Also I don't know if it is relevant or not but the new unit they gave me has more of a "click" sound when you press the fire button.
According to Busardo, the 50W charges at about 0.8A. That seems to be set by the device, not the charger. I do have my wall wort plugged into a very good surge protector.
The istick I bought did not come with a USB or anything to plug into the wall. Just the device itself. I was told at the store I could use whatever wall plug and micro USB cable that I use to charge my phone. I realize now that probably isn't the case and when I took it back after it melted they gave me an eleaf wall plug to use with it so hopefully it is designed to work with their products. I don't want to have to take a mild electricians class just to be able to vape. No one should have to. Yes it's good to be smart but everyone has their area of expertise. Mine is not technical stuff- its medical coding. I am not into rebuilding or learning the ins and outs of an electronic vaping device. I was told the istick30 was pretty user friendly and I wanted something I could just plug into the wall to charge and not have to think too hard about the technical side of it which I thought was what I was getting. If it gets too complicated I'll just go back to my trusty itastevv.
I agree completely - at least with respect to entry devices such as the iStick 30 (mechanical mods are a different story). I don't have that kind of technical expertise either, so I compensate by buying "full kits" with OEM chargers wherever possible. (This is not a criticism - I know what you were told by the vendor). I own both an iStick 20 and an iStick 30. I bought the full kit both times, as I wanted a spare OEM charger. (I'm not a fan of charging off of computer ports.). If I buy another, I'll probably buy just the battery.

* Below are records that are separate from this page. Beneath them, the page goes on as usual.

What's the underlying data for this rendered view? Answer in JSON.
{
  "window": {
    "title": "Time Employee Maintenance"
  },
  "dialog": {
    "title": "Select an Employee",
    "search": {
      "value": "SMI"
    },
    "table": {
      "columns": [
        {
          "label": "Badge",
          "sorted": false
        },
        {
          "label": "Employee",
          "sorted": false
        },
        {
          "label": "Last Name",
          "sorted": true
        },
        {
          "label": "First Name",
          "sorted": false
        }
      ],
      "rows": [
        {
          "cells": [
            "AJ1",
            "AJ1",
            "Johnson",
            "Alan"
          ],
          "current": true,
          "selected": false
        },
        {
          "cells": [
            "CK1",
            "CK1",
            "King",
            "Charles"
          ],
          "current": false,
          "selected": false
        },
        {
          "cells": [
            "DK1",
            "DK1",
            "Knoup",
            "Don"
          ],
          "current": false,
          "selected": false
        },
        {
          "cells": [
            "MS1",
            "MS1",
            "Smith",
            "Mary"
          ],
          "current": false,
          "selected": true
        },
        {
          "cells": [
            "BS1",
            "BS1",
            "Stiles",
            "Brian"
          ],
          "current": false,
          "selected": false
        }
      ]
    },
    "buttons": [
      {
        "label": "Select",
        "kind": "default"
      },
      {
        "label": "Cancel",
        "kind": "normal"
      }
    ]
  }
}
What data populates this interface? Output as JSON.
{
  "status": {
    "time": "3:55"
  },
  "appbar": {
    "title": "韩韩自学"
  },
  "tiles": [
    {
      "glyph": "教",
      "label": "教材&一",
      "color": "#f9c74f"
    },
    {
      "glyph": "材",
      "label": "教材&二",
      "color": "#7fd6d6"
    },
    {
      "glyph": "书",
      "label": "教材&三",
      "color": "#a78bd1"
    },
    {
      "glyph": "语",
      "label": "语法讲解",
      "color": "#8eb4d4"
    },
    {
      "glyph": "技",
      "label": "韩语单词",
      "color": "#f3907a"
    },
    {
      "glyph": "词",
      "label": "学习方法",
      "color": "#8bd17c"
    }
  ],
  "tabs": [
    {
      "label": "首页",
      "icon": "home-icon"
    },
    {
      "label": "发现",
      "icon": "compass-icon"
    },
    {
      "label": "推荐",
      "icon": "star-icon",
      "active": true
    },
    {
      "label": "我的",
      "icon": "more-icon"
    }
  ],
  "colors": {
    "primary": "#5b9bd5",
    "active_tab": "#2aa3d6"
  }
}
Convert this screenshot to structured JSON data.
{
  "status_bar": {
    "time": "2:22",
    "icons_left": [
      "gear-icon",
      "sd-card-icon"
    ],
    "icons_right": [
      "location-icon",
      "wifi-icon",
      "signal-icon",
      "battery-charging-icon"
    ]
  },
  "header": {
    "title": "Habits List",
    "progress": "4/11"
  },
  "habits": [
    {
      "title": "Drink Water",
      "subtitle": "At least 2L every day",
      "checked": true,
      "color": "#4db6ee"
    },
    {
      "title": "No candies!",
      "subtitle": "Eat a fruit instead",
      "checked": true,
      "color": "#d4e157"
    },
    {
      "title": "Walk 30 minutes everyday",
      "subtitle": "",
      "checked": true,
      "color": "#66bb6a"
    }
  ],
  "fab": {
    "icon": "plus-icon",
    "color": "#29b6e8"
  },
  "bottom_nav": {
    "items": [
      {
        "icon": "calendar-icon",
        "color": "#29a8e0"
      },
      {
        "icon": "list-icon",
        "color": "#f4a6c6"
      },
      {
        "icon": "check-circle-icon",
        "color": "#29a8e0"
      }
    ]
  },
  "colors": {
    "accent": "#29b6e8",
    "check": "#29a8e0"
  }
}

That said, bad stuff can happen with any apv, so I always charge my devices in a 9"x9" aluminum cake pan. I did that even with my beginner ego-style batteries.
You'll be fine with your iStick 30. It's just as user friendly as the iTaste VV. Don't worry, be happy.
might want to switch to steel. the temps some of these batteries can throw when they vent will melt aluminum.
I bought the full kit both times, as I wanted a spare OEM charger. (I'm not a fan of charging off of computer ports.).
Fair enough. Just wanted to put the info out there for you.Guess I'll have to take that risk. Steel rusts like crazy in my locale and I'm not about to go running around looking for a galvanized pan just to charge my iSticks.
Please don't listen to this. It is just wrong. Wall chargers do not push energy into whatever they are charging, they supply current for the device to accept whatever the charge circuit is designed for not to exceed it's own capacity.If the supplied Charge cable is nothing but a USB cable - You need to know the Recommended charge amperage.
If .8amps - DO NOT use a 2.1a adapter. It may overpower the unit.
The only thing a .5a adapter will do is charge slower. < battery will remain cooler>
A 1a adapter may be fine as long as the Battery is removed soon after reaching full charge.
Static batteries do not Draw power - they accept current supplied.
Please don't listen to this. It is just wrong. Wall chargers do not push energy into whatever they are charging, they supply current for the device to accept whatever the charge circuit is designed for not to exceed it's own capacity.
If I plug a .5amp charger into my phone that charges @ up to 2.1amps, my phone will only charge at .5amp because that's all the charger can supply. If I plug that same phone into my usb power station that charges at a full 5 amps, my phone will only charge at 2.1 amps because that is what the charging circuit will accept.
All usb chargers are cross compatible per usb standards.
The current accepted is based on the devices charging circuit, the wall wart will never supply more unless it has an internal failure.
If this persons wall charger got hot/started smelling funny it indicates internal failure of the charger, likewise if the istick overheats it indicates internal failure of the istick, either internal battery or charging circuit failure.
This IS not entirely correct. Device charging circuits can be damaged if they do not get their required current ftom the usb device providing that current.